Over the Counter Derivatives Regulation
The derivatives markets all over the world have been under fire after the 2008 crisis. There is increasing clamor and an increasing number of people are asking for the regulation of derivatives. In this article, we will study about the efforts undertaken to bring about this regulation as well as the challenges that are faced by such regulation.
The No Regulation Point of View
The modern day derivatives were introduced into the financial system around the 1980s. However, derivatives have not faced any meaningful regulation ever since. The over the counter derivatives markets have eluded regulation for over three decades. The reasons that they gave for eluding this regulation are as follows:
- The first and foremost point given in the favor of non regulation was that derivatives markets are for wealthy and sophisticated investors. It is the common retail investor that needs protection. This is because retail investors often do not know the intricacies of the deal that they are getting into. The sophisticated investors on the other hand are well versed with the products and with the marketplace. Hence these sophisticated investors are good enough to look out for themselves. Therefore, the derivatives market needs no regulation.
- The second reason given to avoid regulation was that the whole process was unnecessary. This is because the institutions offering derivatives were already heavily regulated. Hence bringing in regulation for derivatives would be duplication of effort and wastage of money since the same institutions would be regulated at two levels. However, time provide that this was not the truth. The banking and insurance companies that usually traded in derivatives products were indeed regulated. However, their subsidiaries which did offer derivatives products were not regulated.
- Thirdly, it was believed that derivatives were way to be complicated to be brought under some sort of common exchange and be standardized. Stocks are fungible i.e. each and every stock of the same company can be exchanged for another. This is not the case with over the counter derivatives and hence centralized clearing maybe very difficult, if not outright impossible to achieve.
- Fourthly, it was believed that all the participants in the derivatives markets are self interested. They are therefore aware of the counterparty risks. Hence, they will insist on credit quality i.e. sound credit backing for a product from an entity or via collateral. However, this also turned out to be false in the 2008 crisis.

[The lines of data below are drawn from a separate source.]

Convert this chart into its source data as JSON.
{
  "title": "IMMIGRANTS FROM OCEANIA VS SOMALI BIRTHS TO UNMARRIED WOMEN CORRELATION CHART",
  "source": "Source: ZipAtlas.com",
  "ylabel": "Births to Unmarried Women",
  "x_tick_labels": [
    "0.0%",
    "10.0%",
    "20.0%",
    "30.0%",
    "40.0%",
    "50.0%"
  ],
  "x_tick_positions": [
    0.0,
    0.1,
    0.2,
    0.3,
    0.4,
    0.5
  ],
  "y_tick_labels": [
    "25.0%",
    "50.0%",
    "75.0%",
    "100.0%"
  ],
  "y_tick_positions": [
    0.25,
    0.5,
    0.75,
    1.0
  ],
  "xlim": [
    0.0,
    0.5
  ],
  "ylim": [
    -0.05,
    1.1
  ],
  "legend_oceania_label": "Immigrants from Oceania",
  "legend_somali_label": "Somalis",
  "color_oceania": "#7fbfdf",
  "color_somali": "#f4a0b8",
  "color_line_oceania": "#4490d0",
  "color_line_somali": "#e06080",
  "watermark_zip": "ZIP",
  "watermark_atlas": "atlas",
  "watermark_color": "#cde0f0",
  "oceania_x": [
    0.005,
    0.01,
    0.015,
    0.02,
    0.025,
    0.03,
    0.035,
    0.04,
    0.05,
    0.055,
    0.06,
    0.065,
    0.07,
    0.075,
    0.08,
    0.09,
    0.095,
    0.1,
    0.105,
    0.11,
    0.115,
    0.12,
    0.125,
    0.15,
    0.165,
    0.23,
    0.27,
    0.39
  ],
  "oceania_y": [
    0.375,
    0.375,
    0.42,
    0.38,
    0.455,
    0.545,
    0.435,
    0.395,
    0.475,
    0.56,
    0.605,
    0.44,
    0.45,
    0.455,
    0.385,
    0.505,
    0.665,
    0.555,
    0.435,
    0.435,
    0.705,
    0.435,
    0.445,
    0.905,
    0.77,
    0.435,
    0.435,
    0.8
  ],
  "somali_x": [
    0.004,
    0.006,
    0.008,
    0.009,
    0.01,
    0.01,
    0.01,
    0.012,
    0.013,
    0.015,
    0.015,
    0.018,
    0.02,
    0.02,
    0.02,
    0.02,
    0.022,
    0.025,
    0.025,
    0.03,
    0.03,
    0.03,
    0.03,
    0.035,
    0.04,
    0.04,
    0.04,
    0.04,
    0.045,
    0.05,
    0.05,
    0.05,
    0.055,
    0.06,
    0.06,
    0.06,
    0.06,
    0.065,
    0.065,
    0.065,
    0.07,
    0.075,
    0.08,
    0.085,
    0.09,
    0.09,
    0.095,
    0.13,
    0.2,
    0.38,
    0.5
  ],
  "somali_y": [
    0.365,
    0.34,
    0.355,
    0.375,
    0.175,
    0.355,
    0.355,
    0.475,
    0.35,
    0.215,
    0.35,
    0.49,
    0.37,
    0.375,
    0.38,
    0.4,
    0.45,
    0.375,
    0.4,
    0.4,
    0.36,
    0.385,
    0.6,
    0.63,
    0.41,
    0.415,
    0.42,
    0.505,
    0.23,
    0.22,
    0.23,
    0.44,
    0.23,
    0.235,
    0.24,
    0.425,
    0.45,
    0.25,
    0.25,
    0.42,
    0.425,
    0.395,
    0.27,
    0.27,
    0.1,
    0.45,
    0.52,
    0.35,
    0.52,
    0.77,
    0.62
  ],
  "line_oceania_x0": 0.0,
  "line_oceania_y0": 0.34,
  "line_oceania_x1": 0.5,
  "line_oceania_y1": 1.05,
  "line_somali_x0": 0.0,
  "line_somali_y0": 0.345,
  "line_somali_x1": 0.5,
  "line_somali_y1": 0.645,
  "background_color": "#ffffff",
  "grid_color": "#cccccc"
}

- Lastly, the derivatives players played the countries off against each other when trying to avoid regulation. Their rhetoric was that the derivatives markets in other parts of the world are not regulated and hence if any single country were to go ahead with this regulation, they would simply end up ruining their market and exporting the same abroad to other countries which offer a more conducive environment.
All the reasons that were used by the derivatives markets to avoid regulation had simply fallen apart during the period of crisis. It was during this time that the voices to increase the regulation started being raised one more time.
Why Regulation is Required in Derivatives Markets ?
The first question that arises is that banks, insurance companies and other financial services companies that offer derivatives are under regulations that mandate them to have minimum capital requirements met. Then why is that more regulation is required for derivatives markets?
There are two primary reasons for this:
- Firstly, the exotic derivatives products that have been created in the recent past do not have any regulation. The regulators were simply not able to foresee such products being created and as such regulation failed to deliver
- Secondly, the minimum capital rules have certain complex provisions which can be circumvented using derivative products like credit default swaps etc
Therefore, the regulation of derivatives markets in the world is a much needed phenomenon.
Why is Regulation Challenging ?
The biggest challenge facing derivative regulation is the complexity of the products being offered. In most countries where any form of legislation has been enforced on derivatives, it is suboptimal and non transparent. This is because the regulators have to understand complex products and the complex models that are used to value these products at different time intervals. Once these models are created, the difficulties related to collating of data in the over the counter market also arises. Then the regulators would be expected to undertake real time measures to prevent any crisis from arising. All these factors combine to make regulation of derivatives so challenging.
Proposed Regulations for Derivatives
Some of the proposed measures for regulating derivatives are as follows:
- Reporting: Critics want to ensure that all the derivatives being traded are reported to a central body. By using this information they can obtain data regarding the buildup of systemic risk because of the risky behavior of a single institution or a group of institutions. They believe that reporting is the single best way of avoiding a systemic crisis.
- Clearing: The regulators also want all the derivatives transactions to be routed via an exchange or some central body wherein their clearing is done centrally. This would once again utilize the exchange mechanism of margin money and prevent the collapse of entities which pose systemic risks.
The regulation of derivatives is thus a burning issue. However, there is a lot of complexity that needs to be surmounted before anything meaningful is achieved. At the present moment, the achievements are negligible.